During an appearance in Park City, Utah, in June, Romney told a group of prominent Republican donors that Trump’s White House was too consumed by palace intrigue. He also offered an implicit critique of the president’s “America First” approach to foreign policy, growing emotional as he outlined the country’s humanitarian responsibilities overseas.
Then, in August, Romney struck again — this time to implore the president to apologize for equating white supremacists who sowed violence in Charlottesville, Va. with their counter-protesters.
“Mr. President,” Romney wrote in a Facebook message, “act now for the good of the country.”
Romney has been making the rounds in Utah amid speculation that Hatch is nearing retirement, huddling with an array of Republican figures including state House Speaker Greg Hughes. Romney has told people that while he wouldn’t be reflexively anti-Trump as a senator, he would be more than willing to let his criticisms be known.
Some Trump allies contend that Utah would be better served by having a presidential loyalist in the seat.
“I think he could be a great ally of the president but, as you well know, they’re very different people and have very different personalities,” said Hughes, who recently met with Romney in his office in the state capitol. “Sen. Hatch,” he added, “understands the president very well.”
Asked who the president would rather have in the seat, Hughes, who was once mentioned as a candidate for a position in the Trump administration, said he had little doubt: “I think the president enjoys having a strong ally.”

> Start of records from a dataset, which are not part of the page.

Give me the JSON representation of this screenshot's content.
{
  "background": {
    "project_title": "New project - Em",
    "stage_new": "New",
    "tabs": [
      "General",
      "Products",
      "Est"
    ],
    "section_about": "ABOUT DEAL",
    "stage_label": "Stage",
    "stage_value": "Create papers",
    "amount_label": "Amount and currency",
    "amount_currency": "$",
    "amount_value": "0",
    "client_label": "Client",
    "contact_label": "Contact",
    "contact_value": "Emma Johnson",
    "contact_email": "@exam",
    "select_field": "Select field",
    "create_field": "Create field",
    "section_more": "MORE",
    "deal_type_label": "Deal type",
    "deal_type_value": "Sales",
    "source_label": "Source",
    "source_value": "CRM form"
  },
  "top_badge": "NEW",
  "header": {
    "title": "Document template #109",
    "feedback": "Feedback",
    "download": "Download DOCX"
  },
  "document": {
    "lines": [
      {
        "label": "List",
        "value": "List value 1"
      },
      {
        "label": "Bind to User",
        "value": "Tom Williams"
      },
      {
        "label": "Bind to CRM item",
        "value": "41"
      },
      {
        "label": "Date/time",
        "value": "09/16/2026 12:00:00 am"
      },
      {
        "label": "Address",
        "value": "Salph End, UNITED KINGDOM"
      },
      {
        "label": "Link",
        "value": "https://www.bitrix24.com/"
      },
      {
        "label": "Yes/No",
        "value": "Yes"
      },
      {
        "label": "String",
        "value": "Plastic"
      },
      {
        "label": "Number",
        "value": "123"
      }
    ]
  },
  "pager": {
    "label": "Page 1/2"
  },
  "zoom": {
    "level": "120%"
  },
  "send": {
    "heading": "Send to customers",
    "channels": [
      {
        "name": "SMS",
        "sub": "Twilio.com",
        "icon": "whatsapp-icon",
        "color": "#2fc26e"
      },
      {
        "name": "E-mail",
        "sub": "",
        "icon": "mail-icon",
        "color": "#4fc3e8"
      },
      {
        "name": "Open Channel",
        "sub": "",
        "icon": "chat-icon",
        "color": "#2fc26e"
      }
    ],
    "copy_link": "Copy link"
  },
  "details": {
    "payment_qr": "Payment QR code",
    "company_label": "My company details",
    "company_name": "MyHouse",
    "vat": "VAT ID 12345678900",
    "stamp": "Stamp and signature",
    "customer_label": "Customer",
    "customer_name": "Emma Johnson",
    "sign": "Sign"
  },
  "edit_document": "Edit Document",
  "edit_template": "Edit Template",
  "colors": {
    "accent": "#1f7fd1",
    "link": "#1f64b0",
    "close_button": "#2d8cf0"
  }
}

Romney, for his part, won’t be at Monday event. He was invited but, several people close to him said, will be out of town.
Over the weekend, Romney wrote a tweet that underscored his respect for Hatch but also, perhaps, hinted at a belief that the senator had now accomplished what he needed to before moving on.
“A very big week for Utah’s own Senator @OrrinHatch,” he wrote, “with tax reform, Bears Ears reversion, and a presidential visit.”